Quelque 250 policiers appuyés de blindés et d'hélicoptères ont investi mardi une favela de la banlieue nord de Rio de Janeiro, où au moins 12 personnes ont été tuées en trois jours, pour expulser les trafiquants de drogue et reprendre le contrôle de la zone.

Les corps de six jeunes de 16 à 19 ans ont été retrouvés lundi, deux jours après leur disparition, criblés de balles et lacérés de coups de couteau dans la favela de Chatuba (municipalité de Mesquita, région métropolitaine de Rio).

«Ces jeunes venaient de la favela voisine dominée par une faction rivale et ils ne pouvaient pas entrer ici. Mais ils sont allés se baigner dans la cascade et ont été pris par des membres du Comando Vermelho (CV) qui les ont torturés et exécutés», a déclaré à l'AFP Priscilla, une habitante de Chatuba.

Sans donner son nom de famille «par peur de représailles», cette veuve et mère à 26 ans de trois enfants, se plaint de «l'abandon» de la communauté depuis que les autorités de Rio ont engagé en 2008 une course contre la montre pour «pacifier» les favelas de la zone sud et touristique à l'approche du Mondial-2014 de football et des Jeux Olympiques de 2016.

Après l'expulsion des trafiquants, des «Unités de police pacificatrices» (UPP) ont été mises en place dans 144 des 750 favelas de la ville avec un total de 5500 policiers, mais la plupart dans les favelas situés près des beaux quartiers.

«Depuis la pacification des favelas en bas (zone sud) ça a empiré ici (zone nord)», souligne Priscilla qui énumère aussi le manque de médecins dans le poste de santé, le manque de crèches, d'écoles et de squares pour les enfants.

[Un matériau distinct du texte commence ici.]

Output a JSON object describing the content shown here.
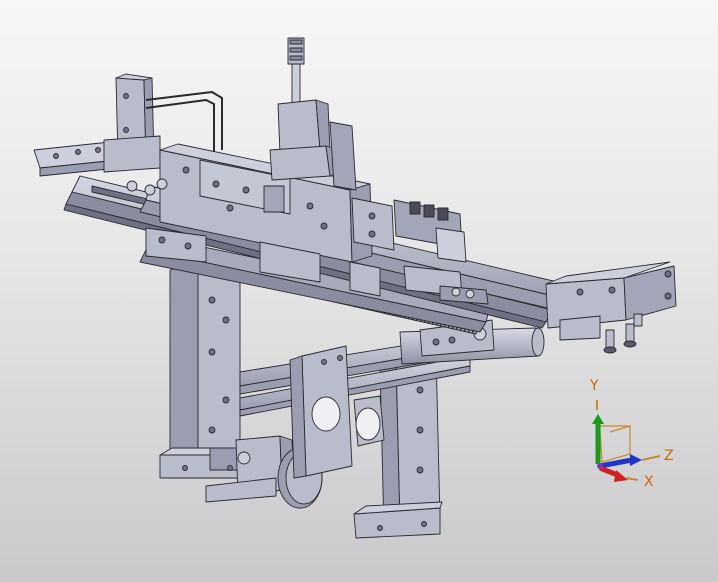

«Dimanche, la mère d'un des jeunes disparus a été trouvé un trafiquant pour avoir des nouvelles de son fils et il lui a répondu qu'elle ferait mieux d'en faire un autre», a ajouté Ana Paula, 29 ans, qui se félicite de l'installation prochaine d'une UPP à Chatuba.

«Les trafiquants de Rio sont arrivés ici»

«Face au nombre significatif de crimes barbares commis par des trafiquants de drogue qui dominent Chatuba (...), une action urgente était nécessaire pour ramener la tranquillité dans cette zone», a indiqué le secrétariat à la sécurité publique de Rio. L'occupation sera «permanente» et elle prépare le terrain à l'installation d'un bataillon permanent de 112 policiers.

La police recherchait mardi le corps d'un septième jeune de 19 ans. En trois jours au moins 12 personnes ont été tuées, selon elle.

Deux hélicopères survolaient en permanence les collines boisées de Chatuba où les trafiquants ont pris la fuite tandis que voitures et motos de police sillonaient les rues de la communauté où l'on pouvait notamment lire sur les murs «Si tu passes, tu meurs!», signé CV.

Les services de renseignements ont confirmé à la police que les crimes ont été commandités par le chef du trafic de Chatuba.

Le maire de Mesquita, Artur Messias, a affirmé à la presse que la violence avait augmenté au cours des dernières années dans cette ville de 40 000 habitants.

«Nous avons remarqué que la violence a augmenté avec la présence de trafiquants qui ont migré de Rio, d'où ils ont été expulsés. Le gouverneur (de Rio) et la direction de la police sont au courant», a dit le maire.

«J'habite ici depuis 1986 et ce n'était pas comme ça avant. Cela a empiré quand les trafiquants de Rio sont arrivés ici», a abondé José Aldeci da Silva Junior, 44 ans, père du jeune dont la police recherche le corps, cité par le site G1 du journal O Globo.

La police a lancé un appel à la «collaboration» de la population locale pour «dénoncer les criminels, leurs cachettes et les endroits où ils entreposent leurs armes, la drogue et autres produits illégaux».

Dix personnes ont déjà été arrêtées dans le cadre de cette opération et de la drogue, des armes et des antennes de transmission radio ont été saisies.